Some of the earliest bridges in the world are thought to be four Mycenaean corbel arch structures that may be found close to the Greek villages of Mycenae and Arkadiko. At least two of them have been in use for at least 3,000 years.
All of the bridges share a common design and are from the same region of Greece during the Bronze Age, connecting Mycenae, Tiryns, Tolo, and Epidaurus. The earliest arch bridges remaining in use, they were constructed between 1300 and 1190 BCE. (A bridge crossing an antiquated stream was only recently discovered to be the 4,000-year-old Bridge of Girsu in Iraq. The Mycenaean bridges were thought to be the world’s oldest bridges up until that point.
The highway and the bridges were a part of a broader military road network and were constructed using huge uneven limestone slabs. Additionally, those bridges were made to last. The Arkadiko Bridge and the Petrogephyri Bridge are still in use for local agricultural purposes.
Like the previous bridges, Arkadiko Bridge was constructed using Cyclopean masonry, which involves carefully fitting small stones, limestone boulders, and tile pieces without the use of cement. It is 18 feet in width, 72 feet in length, and 13 feet in height.
The historic bridge is still safe for pedestrian traffic, and occasionally locals use it. But it wasn’t the original intent. Archaeologists have determined that the bridge was made expressly for chariots based on its architectural design. Even the curbs that were supposed to direct the horse-drawn carriages are still present. Yes, even a modern chariot can still be supported by it.
One kilometre to the west of Arkadiko Bridge, Petrogephyri Bridge, the other historic bridge still in operation, spans the same creek. This structure resembles the latter in terms of size and style, but it has a wider span and a slightly taller vault.

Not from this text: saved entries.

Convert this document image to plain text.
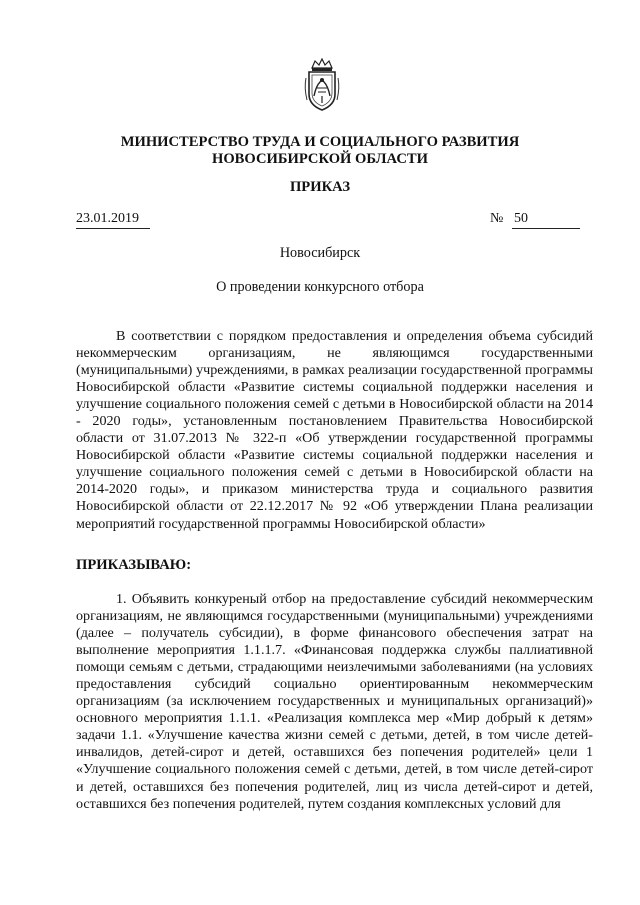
МИНИСТЕРСТВО ТРУДА И СОЦИАЛЬНОГО РАЗВИТИЯ
НОВОСИБИРСКОЙ ОБЛАСТИ
ПРИКАЗ
23.01.2019	№ 50
Новосибирск
О проведении конкурсного отбора

В соответствии с порядком предоставления и определения объема субсидий некоммерческим организациям, не являющимся государственными (муниципальными) учреждениями, в рамках реализации государственной программы Новосибирской области «Развитие системы социальной поддержки населения и улучшение социального положения семей с детьми в Новосибирской области на 2014 - 2020 годы», установленным постановлением Правительства Новосибирской области от 31.07.2013 № 322-п «Об утверждении государственной программы Новосибирской области «Развитие системы социальной поддержки населения и улучшение социального положения семей с детьми в Новосибирской области на 2014-2020 годы», и приказом министерства труда и социального развития Новосибирской области от 22.12.2017 № 92 «Об утверждении Плана реализации мероприятий государственной программы Новосибирской области»

ПРИКАЗЫВАЮ:

1. Объявить конкуреный отбор на предоставление субсидий некоммерческим организациям, не являющимся государственными (муниципальными) учреждениями (далее – получатель субсидии), в форме финансового обеспечения затрат на выполнение мероприятия 1.1.1.7. «Финансовая поддержка службы паллиативной помощи семьям с детьми, страдающими неизлечимыми заболеваниями (на условиях предоставления субсидий социально ориентированным некоммерческим организациям (за исключением государственных и муниципальных организаций)» основного мероприятия 1.1.1. «Реализация комплекса мер «Мир добрый к детям» задачи 1.1. «Улучшение качества жизни семей с детьми, детей, в том числе детей-инвалидов, детей-сирот и детей, оставшихся без попечения родителей» цели 1 «Улучшение социального положения семей с детьми, детей, в том числе детей-сирот и детей, оставшихся без попечения родителей, лиц из числа детей-сирот и детей, оставшихся без попечения родителей, путем создания комплексных условий для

In the surrounding area, at Lykotroupi in northern Argolis, along another Mycenaean main road, there is a fifth, well-preserved Mycenaean bridge. With dimensions of 5.20 metres (17.1 feet) wide at the bottom, 2.40 metres (7 ft 10 inches) at the top, and a corbelled arch span of just over a metre, it is quite similar in size to Arkadiko Bridge. There are still curbs on that route for chariots to be guided by.
The history of mankind includes both the two still-standing bridges as well as their relics. Despite this, none of them have up until now been properly described or displayed. In terms of construction, one of the bridges is in danger, so archaeologists are encouraging the adoption of safety precautions.